Changing people’s perceptions on waste management is the mandate of 16 new waste facilitators presented with their inaugural certificates by the City of Cape Town’s WasteWise Community Training Programme.
City of Cape Town’s Jameyah Armien said on behalf of Leander van Oordt, head of Public Awareness and Education for Solid Waste, to the facilitators: “You have been selected to be the face of the WasteWise programme and to showcase the importance of good waste management behaviours to communities, businesses and individuals within your areas. It is an exciting journey as your greatest challenge ahead is changing people’s perceptions on waste management.”
“You will be informing and educating residents about the realities and consequences of poor waste management, looking at practical waste minimization practices within communities, looking at methods to support and integrate efforts to reduce dumping in your areas, encourage communities to take ownership and responsibility through good waste management practices and last but not least, you will be empowering yourself and your communities to ensure a sustainable drive towards waste reduction by developing a lasting waste wise culture.”
Empowering the community
WasteWise is a public educational platform of the City of Cape Town Solid Waste Management Department aimed at raising awareness and encouraging action to minimise waste, end illegal dumping, reduce littering, and increase recycling.

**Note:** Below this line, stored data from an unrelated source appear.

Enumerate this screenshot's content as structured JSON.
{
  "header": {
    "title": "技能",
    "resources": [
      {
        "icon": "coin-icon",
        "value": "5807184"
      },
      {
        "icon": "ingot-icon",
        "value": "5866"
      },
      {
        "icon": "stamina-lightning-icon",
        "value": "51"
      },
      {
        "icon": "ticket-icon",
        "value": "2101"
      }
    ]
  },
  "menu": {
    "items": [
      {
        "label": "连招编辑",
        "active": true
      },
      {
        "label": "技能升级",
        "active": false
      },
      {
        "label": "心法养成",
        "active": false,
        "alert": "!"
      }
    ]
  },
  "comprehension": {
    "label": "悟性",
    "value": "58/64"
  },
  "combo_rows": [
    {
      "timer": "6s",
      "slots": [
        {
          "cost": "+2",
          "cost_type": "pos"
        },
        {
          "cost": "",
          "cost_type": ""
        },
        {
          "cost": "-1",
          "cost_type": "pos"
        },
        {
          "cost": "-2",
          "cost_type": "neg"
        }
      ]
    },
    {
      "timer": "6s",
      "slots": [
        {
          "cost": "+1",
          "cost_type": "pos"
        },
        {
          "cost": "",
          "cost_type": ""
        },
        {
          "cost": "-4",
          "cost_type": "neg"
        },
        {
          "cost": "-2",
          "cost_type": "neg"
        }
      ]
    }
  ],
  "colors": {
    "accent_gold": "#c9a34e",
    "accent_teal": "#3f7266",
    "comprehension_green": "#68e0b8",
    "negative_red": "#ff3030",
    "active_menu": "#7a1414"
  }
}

The WasteWise programme’s training was presented by SHARE, a non-governmental organisation, who helps individuals empower their community to maintain a healthy neighbourhood and create Green Zones. According to Lin Helme, director of SHARE, “It is crucially important for members of communities to take ownership of their environment, to understand the consequences of their actions and consider their role as members of the broader Cape Town community.”
SHARE has had more than 20 years experience in the adult learning sector, primarily in Adult Basic Education, Non-formal Learning and Community Development.
After the presentation of certificates, the facilitators surprised the organisers and audience with their own WasteWise performance. They broke out in dance, kitted out in refuse bags, overalls and brooms and sang to the tune of zap it in the Zibi bin songs.
“By training and integrating facilitators of the WasteWise programme to empower their own communities, we are applying the fundamental principle of encouraging communities in partnership with schools and business in the areas to minimise waste and assisting them to take greater responsibility for their environment,” says van Oordt.
The list of facilitators are:
Emily Paulse, Natasha Savage, Nicolene Williams, Dawn Ehrenreich, Avril Dixon, Farieda Cornelius, Charlotte Kuster, Beatrice van Wyk, Suerite Erntzen, Valencia Ngawaiya, Mabel Abrahams, Mareldia Hendricks, Veliswa Mhlauli, Thobeka Notshulwana, Nonqaba Mdange, Fran Fredericks.
Mareldia Hendricks of Valhalla Park with her wastewise community facilitators certificate. Along with 15 others, she will be helping to empower fellow community members to deal with waste issues in their area. Handing over the certificate is Jameyah Armien of the City of Cape Town solid waste management’s public awareness, communication and education unit.”